Não é a primeira vez que o Governo desperdiça uma oportunidade de melhorar a política de gastos e tributos. O grande aumento de arrecadação proporcionado pela formalização de emprego e pela aceleração de crescimento terminou convertido em novas despesas.

            E saiu falando sobre esse ponto.

            É constante a gente escutar aqui desta tribuna, no plenário deste Senado, críticas ao Governo Lula, dizendo que aumentamos as despesas, os nossos gastos. Pois bem, eu trago aqui um número oficial do Ministério da Fazenda: os nossos gastos com pessoal e encargos em relação ao PIB, em 2002, era de 4,8% do PIB. Caiu para 4,3%. Caiu para 4,3%! O que aumentou foram os gastos com custeio de saúde e educação, de 1,7% para 2%. Mas por que aumentamos o custeio da saúde e educação? Por um processo muito claro: houve ampliação das universidades federais, de 45 para 59; aumentamos 144 novos campi; as escolas técnicas federais, de 140 para 354!

            Então, é preciso que se diga: há investimentos que trazem aumento de custeio, mas que são, na verdade, investimentos. E isso foi o que houve em relação à saúde e à educação em nosso País. Mas volto a dizer: as despesas com pessoal em relação ao PIB tiveram decréscimo nesse último período.

            Srª Presidente, Srªs e Srs. Senadores, acabo contestando, para finalizar, a crítica do editorial de que devemos rever a política do salário mínimo. O que o nosso Presidente Lula fez neste País talvez - para concluir, minha Presidente - pouca gente entenda: nós mudamos a estrutura da economia brasileira, criando um grande mercado de consumo de massas. Às vezes, os economistas, quando fazem os seus debates, esquecem-se do povo, esquecem-se de olhar para a vida real das pessoas. E aqui nós mudamos a vida real das pessoas. Quarenta milhões de brasileiros....

(Interrupção do som.)

            O SR. LINDBERGH FARIAS (Bloco/PT - RJ) - Desculpe, e muito obrigado pela tolerância.

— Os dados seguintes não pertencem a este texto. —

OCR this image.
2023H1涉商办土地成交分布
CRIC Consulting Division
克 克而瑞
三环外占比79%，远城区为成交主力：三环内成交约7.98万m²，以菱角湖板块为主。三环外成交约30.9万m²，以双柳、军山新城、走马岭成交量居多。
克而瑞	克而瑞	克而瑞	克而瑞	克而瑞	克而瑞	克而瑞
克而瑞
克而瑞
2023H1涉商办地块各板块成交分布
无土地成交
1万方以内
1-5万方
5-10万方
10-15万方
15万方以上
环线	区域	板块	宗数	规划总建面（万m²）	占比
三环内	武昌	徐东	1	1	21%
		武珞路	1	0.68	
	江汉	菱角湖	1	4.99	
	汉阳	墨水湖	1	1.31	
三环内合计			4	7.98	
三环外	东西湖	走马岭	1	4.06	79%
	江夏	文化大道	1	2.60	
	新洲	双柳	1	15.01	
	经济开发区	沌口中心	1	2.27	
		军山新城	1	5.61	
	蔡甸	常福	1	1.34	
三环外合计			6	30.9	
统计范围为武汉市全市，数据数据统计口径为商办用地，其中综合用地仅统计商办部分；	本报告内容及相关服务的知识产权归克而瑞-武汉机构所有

            Quarenta milhões de brasileiros foram à classe média! Vinte e oito milhões de brasileiros deixaram a pobreza extrema! E o papel da recuperação do salário mínimo foi gigante nesse processo, principalmente por meio da Previdência, esse recurso da Previdência que é distribuído às pessoas mais idosas do nosso País.

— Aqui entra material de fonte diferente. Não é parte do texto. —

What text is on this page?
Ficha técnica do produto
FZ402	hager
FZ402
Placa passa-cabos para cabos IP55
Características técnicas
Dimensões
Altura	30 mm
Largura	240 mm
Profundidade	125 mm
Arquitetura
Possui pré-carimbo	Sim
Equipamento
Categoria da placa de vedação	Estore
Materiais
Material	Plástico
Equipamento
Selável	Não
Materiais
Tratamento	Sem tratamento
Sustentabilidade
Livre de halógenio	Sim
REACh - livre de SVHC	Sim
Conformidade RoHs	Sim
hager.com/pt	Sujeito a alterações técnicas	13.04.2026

            O Presidente Lula mudou a estrutura da nossa economia. Acho que a Presidente Dilma tem tido firmeza. E volto a dizer: não é falta de ousadia fazer o que ela fez em relação aos juros, ao debate da poupança, ao debate dos spreads bancários. Sabemos que temos longo caminho pela frente. Esta crise atinge todo mundo. Mas eu tenho pelo menos uma certeza: aqui não falta rumo, e o rumo não é aquele das velhas políticas de austeridade que estão afundando a Europa; nosso rumo é crescimento com inclusão social.

            Muito obrigado, Srª Presidente. Desculpe o avançar do tempo.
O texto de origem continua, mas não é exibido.